Le permis à 1 euro par jour
Les jeunes âgés de 15 à 25 ans peuvent bénéficier d’un prêt à taux zéro pour financer la formation initiale du permis de conduire, ou une formation complémentaire en cas d’échec à l’épreuve pratique. Pour cela, ils doivent sélectionner une auto-école conventionnée par l’État, dotée du label « Qualité des formations au sein des écoles de conduite ». Elles sont plus de 3 000 partout en France. Il existe quatre montants de prêt allant de 600 à 1 200 euros pour la formation initiale. Le montant maximum du prêt pour la formation complémentaire est de 300 euros.
Le Compte personnel de formation (CPF)
Les actifs peuvent utiliser leur Compte Personnel de formation (CPF) pour financer l’examen du permis de conduire. Pour cela, vous devez apporter la preuve que l’obtention du permis s’inscrit dans le cadre d’un projet professionnel, ou sécurise votre parcours professionnel. La formation doit être assurée par une auto-école agréée.
Une aide de 500 euros pour les apprentis
Les apprentis peuvent bénéficier d’une aide de 500 euros sous conditions : avoir au moins 18 ans, être en contrat d’apprentissage, et être inscrit en auto-école depuis moins d’un an. Vous pouvez faire la demande à votre Centre de formation des Apprentis (CFA) ou sur le site gouvernemental.
La prestation de compensation du handicap
Les personnes handicapées peuvent utiliser une partie de la prestation de compensation du handicap (PCH) pour financer des leçons de conduite. En outre, si leur insertion professionnelle requiert l’utilisation d’un véhicule, elles peuvent solliciter une aide financière auprès de l’Agefiph (Association de Gestion du Fonds pour l'Insertion Professionnelle des Personnes Handicapées) ou du Fonds pour l’insertion des personnes handicapées dans la Fonction publique (Fiphfp).

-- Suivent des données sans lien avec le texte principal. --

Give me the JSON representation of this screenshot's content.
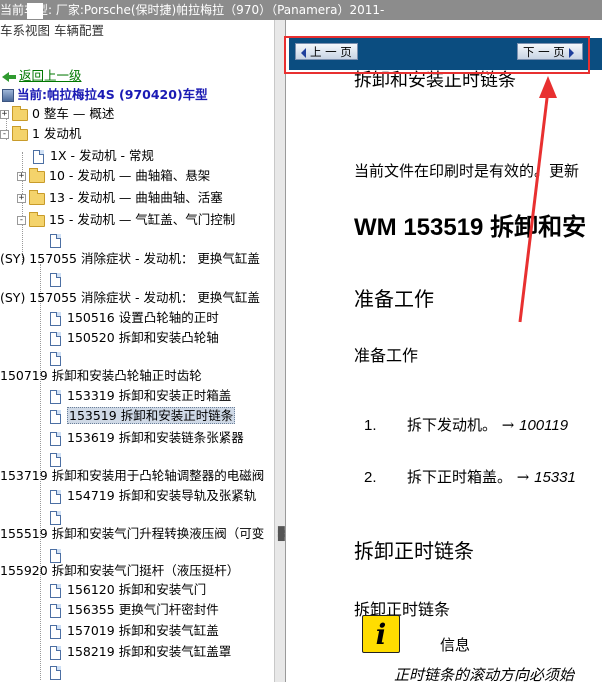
{
  "window": {
    "title": "当前车型:   厂家:Porsche(保时捷)帕拉梅拉（970）（Panamera）2011-"
  },
  "tree": {
    "top_cut": "车系视图   车辆配置",
    "back_link": "返回上一级",
    "current_label": "当前:帕拉梅拉4S (970420)车型",
    "items": [
      {
        "text": "0 整车 — 概述",
        "type": "folder",
        "pm": "+"
      },
      {
        "text": "1 发动机",
        "type": "folder",
        "pm": "-"
      },
      {
        "text": "1X - 发动机 - 常规",
        "type": "doc"
      },
      {
        "text": "10 - 发动机 — 曲轴箱、悬架",
        "type": "folder",
        "pm": "+"
      },
      {
        "text": "13 - 发动机 — 曲轴曲轴、活塞",
        "type": "folder",
        "pm": "+"
      },
      {
        "text": "15 - 发动机 — 气缸盖、气门控制",
        "type": "folder",
        "pm": "-"
      },
      {
        "text": "",
        "type": "doc"
      },
      {
        "text": "(SY) 157055 消除症状 - 发动机：  更换气缸盖",
        "type": "text"
      },
      {
        "text": "",
        "type": "doc"
      },
      {
        "text": "(SY) 157055 消除症状 - 发动机：  更换气缸盖",
        "type": "text"
      },
      {
        "text": "150516 设置凸轮轴的正时",
        "type": "doc"
      },
      {
        "text": "150520 拆卸和安装凸轮轴",
        "type": "doc"
      },
      {
        "text": "",
        "type": "doc"
      },
      {
        "text": "150719 拆卸和安装凸轮轴正时齿轮",
        "type": "text"
      },
      {
        "text": "153319 拆卸和安装正时箱盖",
        "type": "doc"
      },
      {
        "text": "153519 拆卸和安装正时链条",
        "type": "doc",
        "selected": true
      },
      {
        "text": "153619 拆卸和安装链条张紧器",
        "type": "doc"
      },
      {
        "text": "",
        "type": "doc"
      },
      {
        "text": "153719 拆卸和安装用于凸轮轴调整器的电磁阀",
        "type": "text"
      },
      {
        "text": "154719 拆卸和安装导轨及张紧轨",
        "type": "doc"
      },
      {
        "text": "",
        "type": "doc"
      },
      {
        "text": "155519 拆卸和安装气门升程转换液压阀（可变",
        "type": "text"
      },
      {
        "text": "",
        "type": "doc"
      },
      {
        "text": "155920 拆卸和安装气门挺杆（液压挺杆）",
        "type": "text"
      },
      {
        "text": "156120 拆卸和安装气门",
        "type": "doc"
      },
      {
        "text": "156355 更换气门杆密封件",
        "type": "doc"
      },
      {
        "text": "157019 拆卸和安装气缸盖",
        "type": "doc"
      },
      {
        "text": "158219 拆卸和安装气缸盖罩",
        "type": "doc"
      },
      {
        "text": "",
        "type": "doc"
      }
    ]
  },
  "nav": {
    "prev_label": "上 一 页",
    "next_label": "下 一 页"
  },
  "document": {
    "title": "拆卸和安装正时链条",
    "valid_note": "当前文件在印刷时是有效的。更新",
    "heading": "WM 153519 拆卸和安",
    "section1": "准备工作",
    "subsection1": "准备工作",
    "steps": [
      {
        "num": "1.",
        "text": "拆下发动机。 → ",
        "ref": "100119"
      },
      {
        "num": "2.",
        "text": "拆下正时箱盖。 → ",
        "ref": "15331"
      }
    ],
    "section2": "拆卸正时链条",
    "subsection2": "拆卸正时链条",
    "info_glyph": "i",
    "info_label": "信息",
    "cut_text": "正时链条的滚动方向必须始"
  },
  "annotation": {
    "highlight_color": "#e83030"
  }
}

Une aide pour les jeunes en service civique
Les jeunes en service civique cumulent eux aussi des droits à la formation sur leur CPF. En parallèle, ils peuvent prétendre à des droits complémentaires pour financer leur permis de conduire. Plus d’informations sur www.1jeune1solution.gouv.fr.

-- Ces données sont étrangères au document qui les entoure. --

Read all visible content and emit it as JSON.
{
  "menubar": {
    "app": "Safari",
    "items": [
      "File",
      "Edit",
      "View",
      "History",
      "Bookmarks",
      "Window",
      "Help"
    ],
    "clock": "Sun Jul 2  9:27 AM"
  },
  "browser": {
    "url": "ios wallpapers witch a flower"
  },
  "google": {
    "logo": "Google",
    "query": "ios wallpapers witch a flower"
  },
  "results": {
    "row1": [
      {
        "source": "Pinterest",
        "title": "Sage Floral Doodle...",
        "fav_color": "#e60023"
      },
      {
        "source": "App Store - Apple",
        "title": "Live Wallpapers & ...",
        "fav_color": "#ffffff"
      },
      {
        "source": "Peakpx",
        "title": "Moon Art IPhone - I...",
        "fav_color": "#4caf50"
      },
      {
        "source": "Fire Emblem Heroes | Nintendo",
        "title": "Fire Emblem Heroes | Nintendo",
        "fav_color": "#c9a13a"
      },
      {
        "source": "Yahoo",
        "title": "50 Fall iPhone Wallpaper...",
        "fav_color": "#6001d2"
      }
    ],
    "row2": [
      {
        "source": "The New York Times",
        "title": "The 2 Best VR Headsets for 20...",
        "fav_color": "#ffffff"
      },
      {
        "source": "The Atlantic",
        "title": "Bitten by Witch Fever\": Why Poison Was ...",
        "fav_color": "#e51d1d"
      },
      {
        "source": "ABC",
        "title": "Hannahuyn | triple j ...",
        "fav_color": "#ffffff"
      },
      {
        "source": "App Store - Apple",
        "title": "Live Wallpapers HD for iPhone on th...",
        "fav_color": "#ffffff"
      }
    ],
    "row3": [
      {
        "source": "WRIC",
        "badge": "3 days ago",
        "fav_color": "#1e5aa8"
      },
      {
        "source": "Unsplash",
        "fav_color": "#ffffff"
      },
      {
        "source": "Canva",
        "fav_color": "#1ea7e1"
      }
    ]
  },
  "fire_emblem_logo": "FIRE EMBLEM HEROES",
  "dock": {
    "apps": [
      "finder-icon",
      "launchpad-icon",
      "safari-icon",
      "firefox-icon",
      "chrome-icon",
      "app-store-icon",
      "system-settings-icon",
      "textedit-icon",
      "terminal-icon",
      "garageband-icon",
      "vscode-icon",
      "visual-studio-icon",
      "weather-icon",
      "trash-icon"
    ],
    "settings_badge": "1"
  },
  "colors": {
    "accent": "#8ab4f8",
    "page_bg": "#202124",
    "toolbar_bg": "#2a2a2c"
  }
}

Des aides locales et régionales
Il existe de nombreux dispositifs complémentaires à ceux de l’État qui ne sont pas toujours connus du public. Ces aides financières sont généralement versées en échange d’heures de bénévolat. Sur son site internet, la délégation à la Sécurité routière recense 12 dispositifs régionaux, 35 dispositifs départementaux, et plus d’une centaine de dispositifs communaux ou intercommunaux. Les missions locales, les caisses d’allocations familiales (CAF), de nombreuses associations mais aussi les assureurs et mutuelles peuvent vous apporter une aide financière.